Cork Gully re-established by great grandson
Former Smith & Williamson head of restructuring and recovery Stephen Cork has rekindled the family firm Cork Gully
Former Smith & Williamson head of restructuring and recovery Stephen Cork has rekindled the family firm Cork Gully
CORK GULLY, one the UK’s most prestigious business recovery brands is to be revived by the founder’s great grandson.
The brand has been unused since the nineties but has been reestablished by Stephen Cork, the former head of restructuring at Smith & Williamson.
Cork’s great grandfather established the firm W H Cork, later changing it to W H Cork Gully & Co, which was in the Cork family for three generations.
Accountancy Age understands the firm W H Cork & Co was recently set up by Stephen Cork and a certificate of name change to Cork Gully granted last week.
Cork established several companies earlier this year, including Cork & Co ltd and W H Cork & Co. the companies have been registered with Companies House. A website www.corkgully.com is due to be launched soon.
In 1980 Sir Kenneth Cork and Roger Cork decided to merge Cork Gully into the larger firm Coopers & Lybrand. After Sir Kenneth’s death in 1991, Roger Cork moved to Moore Stephens and built up its corporate recovery practice.
The name Cork Gully stayed with Coopers & Lybrand which later merged to become PwC.
Cork Gully was the most famous name in insolvency for forty years before being subsumed in Coopers.

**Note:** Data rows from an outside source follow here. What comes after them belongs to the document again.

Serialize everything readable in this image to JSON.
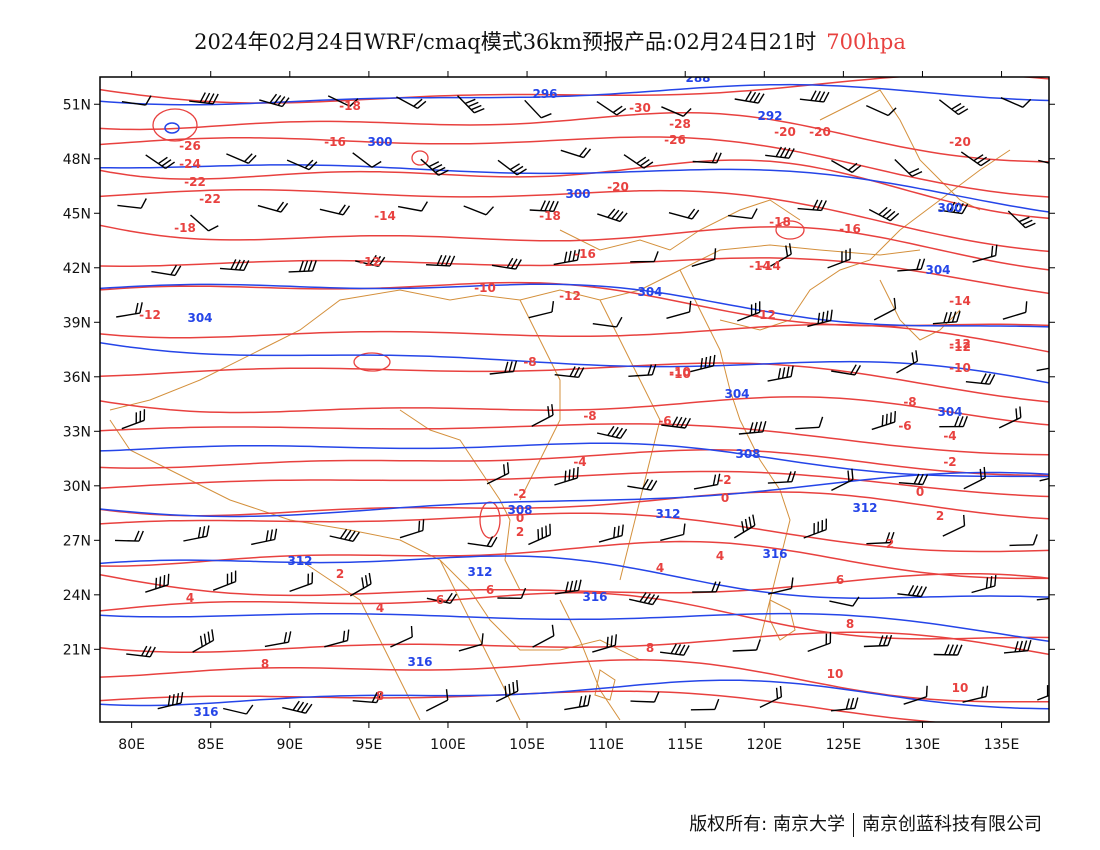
{
  "header": {
    "title": "2024年02月24日WRF/cmaq模式36km预报产品:02月24日21时",
    "level": "700hpa"
  },
  "map": {
    "region": "China and surrounding areas",
    "lon_range": [
      78,
      138
    ],
    "lat_range": [
      17,
      52.5
    ],
    "lon_ticks": [
      "80E",
      "85E",
      "90E",
      "95E",
      "100E",
      "105E",
      "110E",
      "115E",
      "120E",
      "125E",
      "130E",
      "135E"
    ],
    "lat_ticks": [
      "21N",
      "24N",
      "27N",
      "30N",
      "33N",
      "36N",
      "39N",
      "42N",
      "45N",
      "48N",
      "51N"
    ],
    "colors": {
      "temperature": "#e8413f",
      "geopotential_height": "#2545e8",
      "wind_barbs": "#000000",
      "boundaries": "#d4903c",
      "frame": "#000000"
    },
    "temperature_labels": [
      "-30",
      "-28",
      "-26",
      "-26",
      "-24",
      "-22",
      "-22",
      "-20",
      "-20",
      "-20",
      "-20",
      "-18",
      "-18",
      "-18",
      "-18",
      "-16",
      "-16",
      "-16",
      "-14",
      "-14",
      "-14",
      "-12",
      "-12",
      "-12",
      "-12",
      "-12",
      "-10",
      "-10",
      "-10",
      "-8",
      "-8",
      "-8",
      "-6",
      "-6",
      "-4",
      "-4",
      "-2",
      "-2",
      "-2",
      "0",
      "0",
      "0",
      "2",
      "2",
      "2",
      "2",
      "4",
      "4",
      "4",
      "4",
      "6",
      "6",
      "6",
      "8",
      "8",
      "8",
      "8",
      "10",
      "10",
      "-14",
      "-12",
      "-10"
    ],
    "height_labels": [
      "288",
      "296",
      "292",
      "300",
      "300",
      "304",
      "304",
      "300",
      "304",
      "304",
      "308",
      "304",
      "308",
      "312",
      "312",
      "312",
      "316",
      "316",
      "316",
      "316",
      "312"
    ]
  },
  "footer": {
    "copyright_prefix": "版权所有:",
    "org1": "南京大学",
    "org2": "南京创蓝科技有限公司"
  }
}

The height of its fame came when joined with the Bank of England to coordinate a plan preventing the widespread collapse of secondary banks during the property crash in the early seventies. The banks had lent heavily in property. Cork lent its name to “Cork’s Dam”, a plan to hold off creditors of the Stern Group while its properties were sold off in an orderly fashion.
Cork Gully staff also acted on a number of other high profile insolvencies including Michael Jordan who was joint liquidator on Barlow Clowes. Cork Gully also liquidated De Lorean, the short lived performance car maker.
Stephen Cork and PwC were unavailable for comment.